Netanyahu will gleefully seek to discredit Lapid as a lightweight and, as he did with Bennett, as a danger to Israel’s security. He will attempt to stain Lapid as the proven partner of Ra’am, which the former prime minister repeatedly demonizes as a supporter of terrorism even though he, too, sought to forge an alliance with it. He will argue that Lapid’s only path to electoral victory lies in coopting the still more unpalatable Joint List.
Lapid will counter that his and Bennett’s coalition sought to restore respect and harmony to Israeli politics; that it worked to heal the economy, tackle terrorism, and maintain warm ties with the US while deepening the partnership to thwart Iran. That, unlike Netanyahu, it put the national interest ahead of the personal.
Proud may be of the outgoing coalition’s achievements its failure to hold together though will be depicted by Netanyahu as a debacle. Furious though he and Bennett may be at the relentless pressure Netanyahu exerted on its members, the fact is that Netanyahu succeeded — that Yamina fell apart, and the unreliability of other coalition members accelerated its demise.

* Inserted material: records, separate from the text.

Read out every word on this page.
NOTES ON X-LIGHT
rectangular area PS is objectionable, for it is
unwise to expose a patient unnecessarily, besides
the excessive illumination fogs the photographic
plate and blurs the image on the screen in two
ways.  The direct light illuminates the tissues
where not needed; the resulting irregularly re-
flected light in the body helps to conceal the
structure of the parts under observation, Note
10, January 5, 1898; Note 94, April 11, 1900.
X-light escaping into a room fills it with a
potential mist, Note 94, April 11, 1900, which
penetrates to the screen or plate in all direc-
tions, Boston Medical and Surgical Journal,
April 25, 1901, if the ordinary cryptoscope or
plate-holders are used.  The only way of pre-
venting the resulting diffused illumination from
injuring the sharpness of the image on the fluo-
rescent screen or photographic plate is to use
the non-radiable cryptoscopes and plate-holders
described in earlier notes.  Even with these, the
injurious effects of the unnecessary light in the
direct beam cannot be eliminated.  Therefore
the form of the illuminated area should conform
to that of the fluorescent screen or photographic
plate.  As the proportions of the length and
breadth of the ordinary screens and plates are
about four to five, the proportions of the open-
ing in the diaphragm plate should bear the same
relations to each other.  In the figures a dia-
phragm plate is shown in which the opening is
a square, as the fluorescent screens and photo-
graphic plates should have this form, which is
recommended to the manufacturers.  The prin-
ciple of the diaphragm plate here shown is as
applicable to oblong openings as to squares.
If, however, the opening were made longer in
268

Understated by nature, Lapid will need to run a bold campaign if he is to thwart Netanyahu’s comeback. He’ll need to credibly explain why he and his allies regard Netanyahu as a genuine danger to Israeli democracy. He’ll need to highlight that Netanyahu is the man who mainstreamed Itamar Ben Gvir and his incendiary anti-Arab pyromania dele, and that a Netanyahu government will be toxic with Ben Gvir’s extremism. He’ll need to effectively debate Netanyahu one-on-one, or show Netanyahu unwilling to face him.
He’ll need to maximize the fact of his incumbency; this will be the first time in five that Netanyahu is running for prime minister from the opposition. As interim PM, Lapid will host high-profile visitors, starting next month with US President Joe Biden, be able to make resonant foreign trips, and seek to advance toward warmed relations with other regional players.
He’ll have about four months in transitional office to establish his credibility as a permanent prime minister — to show that a leader can be both competent and magnanimous, resolute and empathetic, and that commitments to the country’s internal unity and to a fierce defense against its enemies are not mutually exclusive.
Four months, and multiple limitations on what he is allowed to do as an interim premier.
Four months to reverse what the polls are really showing.